Cracow and Frankfurt seem like a dream now. Cracow feels very clear but Frankfurt is a set of locations in light rain. This is the Herbert poem I chiefly talked about in Cracow, suggesting that when it first appeared in England we were all Hamlets requiring a Fortinbras to bury us.

Elegy of Fortinbras
for C.M.

Now that we’re alone we can talk prince man to man
though you lie on the stairs and see no more than a dead ant
nothing but black sun with broken rays
I could never think of your hands without smiling
and now that they lie on the stone like fallen nests
they are as defenceless as before The end is exactly this
The hands lie apart The sword lies apart The head apart
and the knight’s feet in soft slippers

You will have a soldier’s funeral without having been a soldier
the only ritual I am acquainted with a little
there will be no candles no singing only cannon-fuses and bursts
crepe dragged on the pavement helmets boots artillery horses drums drums I know nothing exquisite those will be my manoeuvres before I start to rule
one has to take the city by the neck and shake it a bit

Anyhow you had to perish Hamlet you were not for life
you believed in crystal notions not in human clay
always twitching as if asleep you hunted chimeras
wolfishly you crunched the air only to vomit
you knew no human thing you did not know even how to breathe

Now you have peace Hamlet you accomplished what you had to
and you have peace The rest is not silence but belongs to me
you chose the easier part an elegant thrust
but what is heroic death compared with eternal watching
with a cold apple in one’s hand on a narrow chair
with a view of the ant-hill and the clock’s dial

Adieu prince I have tasks a sewer project
and a decree on prostitutes and beggars
I must also elaborate a better system of prisons
since as you justly said Denmark is a prison
I go to my affairs This night is born
a star named Hamlet We shall never meet
what I shall leave will not be worth a tragedy

It is not for us to greet each other or bid farewell we live on archipelagos
and that water these words what can they do what can they do prince



(translated from the Polish by Czeslaw Milosz)

*

The argument modulated from here into one about Herbert's mystical dry-eyed stoicism regarding stones, pebbles, chairs and other inanimate objects. I may put up bits of the paper here.



4 comments:

michael said...

The word choices of Milosz and Scott are so particular and wonderful that one doesn't feel that one is "looking at a tapestry from the back" and, as such interesting translations can do, the translation makes one also wish to have a great command of the language of the original.

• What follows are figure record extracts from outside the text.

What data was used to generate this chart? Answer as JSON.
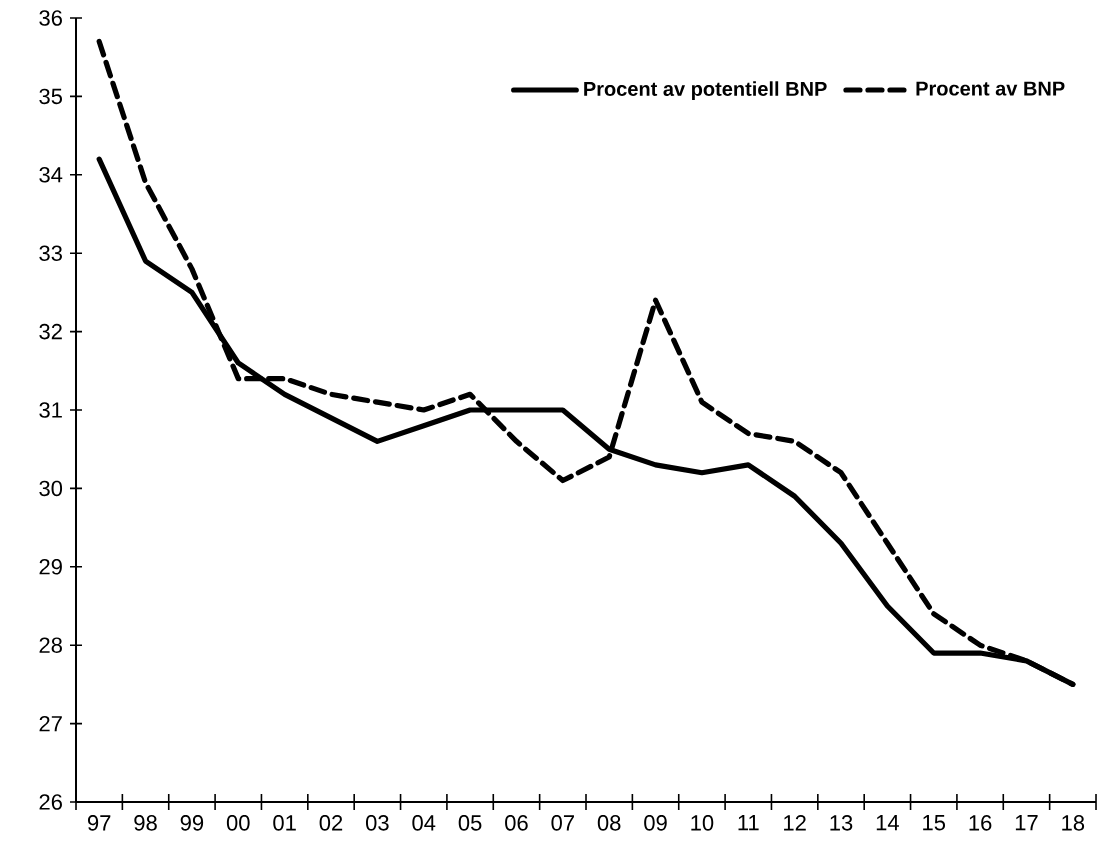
{
  "chart_data": {
    "type": "line",
    "categories": [
      "97",
      "98",
      "99",
      "00",
      "01",
      "02",
      "03",
      "04",
      "05",
      "06",
      "07",
      "08",
      "09",
      "10",
      "11",
      "12",
      "13",
      "14",
      "15",
      "16",
      "17",
      "18"
    ],
    "series": [
      {
        "name": "Procent av potentiell BNP",
        "color": "#000000",
        "line_style": "solid",
        "values": [
          34.2,
          32.9,
          32.5,
          31.6,
          31.2,
          30.9,
          30.6,
          30.8,
          31.0,
          31.0,
          31.0,
          30.5,
          30.3,
          30.2,
          30.3,
          29.9,
          29.3,
          28.5,
          27.9,
          27.9,
          27.8,
          27.5
        ]
      },
      {
        "name": "Procent av BNP",
        "color": "#000000",
        "line_style": "dashed",
        "values": [
          35.7,
          33.9,
          32.8,
          31.4,
          31.4,
          31.2,
          31.1,
          31.0,
          31.2,
          30.6,
          30.1,
          30.4,
          32.4,
          31.1,
          30.7,
          30.6,
          30.2,
          29.3,
          28.4,
          28.0,
          27.8,
          27.5
        ]
      }
    ],
    "ylim": [
      26,
      36
    ],
    "yticks": [
      26,
      27,
      28,
      29,
      30,
      31,
      32,
      33,
      34,
      35,
      36
    ],
    "legend": "top right",
    "grid": false
  }
}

Are there any other translations of this that you've had recommended to you?

Poet in Residence said...

Can't find your Uncle Gabriel. Not drowning his sorrows in the pub by any chance?
Cluj 1 - Bordeaux 2

George S said...

Uncle Gabriel? Sulks in his castle. Brings down the coffin lid and sulks.

Poet in Residence said...

Better set the alarm then. The Romans will soon coming!
By the way after the relative success of my poetry book, winning small press individual collection of the year title and so on, I have been wondering what to write next. Possibly even a change of genre.
This morning I was raking some fallen leaves when a woman walked by. She looked aggrieved. Even bitter. I tuned-in to overhear a piece of her mobile phone chitchat. It went something like this:
"...Florida...99% Jewish...99% Jewish....Florida...the father is Kenyan...the mother is a Jew..."
So now I have it. My next book will be titled something like 'An Austrian Mentality' An exposé no less. Ole´!